Author: Nwobodo, A
Year: 2019
This study investigated the effects of shift work on the mental health of employees of an NHS Trust attending the Occupational Health Department within a 5-week period.
Eighty Trust employees were invited to participate, of whom 41 fully completed questionnaires on socio-demography, sleep quantity and quality, health and wellbeing, quality of life (QoL-5) and the General Health Questionnaire (GHQ12). Nineteen of these personnel were non-shift workers and twenty-two were shift workers. Questionnaires were analysed with SPSS using descriptive and inferential statistics.
The main finding was that there was no statistically significant difference in subjective complaints of mental health distress reaching the threshold for caseness between the two groups (shift and non-shift workers) based on GHQ12 score (p = 0.326).
Total Quality of Life scores, as percentage, were analysed for the two groups. There was no statistically significant difference in the overall quality of life with mean scores of 57.7% (SD = 16.6) and 61.6% (SD = 15.6) for shift workers and non-shift workers respectively (p = 0.443). However, participants that met the GHQ12 threshold for mental health caseness did report poorer Quality of Life (p = 0.001).
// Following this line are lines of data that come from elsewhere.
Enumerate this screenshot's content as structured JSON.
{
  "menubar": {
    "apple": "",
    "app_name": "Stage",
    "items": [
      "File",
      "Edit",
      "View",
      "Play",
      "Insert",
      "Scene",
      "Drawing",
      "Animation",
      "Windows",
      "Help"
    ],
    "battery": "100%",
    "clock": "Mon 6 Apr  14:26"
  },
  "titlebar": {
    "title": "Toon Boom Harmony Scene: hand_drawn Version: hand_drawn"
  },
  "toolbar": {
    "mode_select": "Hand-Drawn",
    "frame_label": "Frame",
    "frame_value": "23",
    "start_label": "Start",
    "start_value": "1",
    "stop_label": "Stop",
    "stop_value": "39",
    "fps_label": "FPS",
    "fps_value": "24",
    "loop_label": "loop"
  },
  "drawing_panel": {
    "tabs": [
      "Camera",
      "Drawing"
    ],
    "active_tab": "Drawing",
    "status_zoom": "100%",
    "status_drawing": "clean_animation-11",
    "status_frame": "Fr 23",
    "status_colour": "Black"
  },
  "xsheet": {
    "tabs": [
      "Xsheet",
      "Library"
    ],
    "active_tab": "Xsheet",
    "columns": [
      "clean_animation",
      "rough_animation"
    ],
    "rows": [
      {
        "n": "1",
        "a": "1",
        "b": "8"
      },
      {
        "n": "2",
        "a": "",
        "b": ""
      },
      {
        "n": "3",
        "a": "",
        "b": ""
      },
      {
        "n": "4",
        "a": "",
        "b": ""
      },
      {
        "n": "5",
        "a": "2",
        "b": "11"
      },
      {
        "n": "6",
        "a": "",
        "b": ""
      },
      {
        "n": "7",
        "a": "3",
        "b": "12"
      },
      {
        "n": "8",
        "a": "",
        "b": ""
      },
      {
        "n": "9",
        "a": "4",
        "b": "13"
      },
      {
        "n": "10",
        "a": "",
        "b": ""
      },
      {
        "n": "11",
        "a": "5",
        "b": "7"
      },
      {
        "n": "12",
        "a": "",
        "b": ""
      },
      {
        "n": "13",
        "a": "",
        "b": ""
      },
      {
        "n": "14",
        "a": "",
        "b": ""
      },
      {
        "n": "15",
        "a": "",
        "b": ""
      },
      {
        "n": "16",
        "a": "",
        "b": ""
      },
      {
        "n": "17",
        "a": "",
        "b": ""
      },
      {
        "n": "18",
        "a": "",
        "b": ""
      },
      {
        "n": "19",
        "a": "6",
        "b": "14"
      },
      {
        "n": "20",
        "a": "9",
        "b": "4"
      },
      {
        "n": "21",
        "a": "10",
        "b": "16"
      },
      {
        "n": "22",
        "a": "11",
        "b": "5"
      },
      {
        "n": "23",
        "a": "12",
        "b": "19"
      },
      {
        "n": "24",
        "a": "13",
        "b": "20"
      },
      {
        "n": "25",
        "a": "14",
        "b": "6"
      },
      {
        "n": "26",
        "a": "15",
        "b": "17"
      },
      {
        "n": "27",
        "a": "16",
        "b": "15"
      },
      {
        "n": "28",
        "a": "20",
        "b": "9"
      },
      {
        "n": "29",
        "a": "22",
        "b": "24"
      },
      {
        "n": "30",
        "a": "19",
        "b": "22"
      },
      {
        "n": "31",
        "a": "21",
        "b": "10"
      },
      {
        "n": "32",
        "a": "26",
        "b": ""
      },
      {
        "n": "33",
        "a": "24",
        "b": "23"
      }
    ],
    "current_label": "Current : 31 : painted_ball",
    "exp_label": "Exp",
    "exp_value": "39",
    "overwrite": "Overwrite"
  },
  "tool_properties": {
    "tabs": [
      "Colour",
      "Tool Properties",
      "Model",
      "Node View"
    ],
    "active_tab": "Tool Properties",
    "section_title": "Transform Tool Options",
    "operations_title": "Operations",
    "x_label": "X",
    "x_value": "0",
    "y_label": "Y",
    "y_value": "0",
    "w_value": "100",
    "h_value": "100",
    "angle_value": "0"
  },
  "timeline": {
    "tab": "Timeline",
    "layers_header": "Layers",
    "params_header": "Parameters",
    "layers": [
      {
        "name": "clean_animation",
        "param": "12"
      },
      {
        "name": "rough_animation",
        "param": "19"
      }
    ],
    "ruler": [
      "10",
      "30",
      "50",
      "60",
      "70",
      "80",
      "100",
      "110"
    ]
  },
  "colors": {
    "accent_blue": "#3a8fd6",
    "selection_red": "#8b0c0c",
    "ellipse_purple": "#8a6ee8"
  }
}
The shift workers reported shorter sleep duration (p = 0.018) and more use of substances to help initiate sleep (p = 0.025), which reflects possible circadian rhythm disturbance. The respondents who met the GHQ12 threshold for mental health caseness reported more use of substances to help initiate sleep (p = 0.026). In addition, there was a positive correlation between the GHQ12 Likert scores and the use of substances to help initiate sleep (rs = 0.439, p = 0.004) which suggests that participants with less pronounced mental health symptoms below the threshold for caseness, also made more use of substances to help initiate sleep.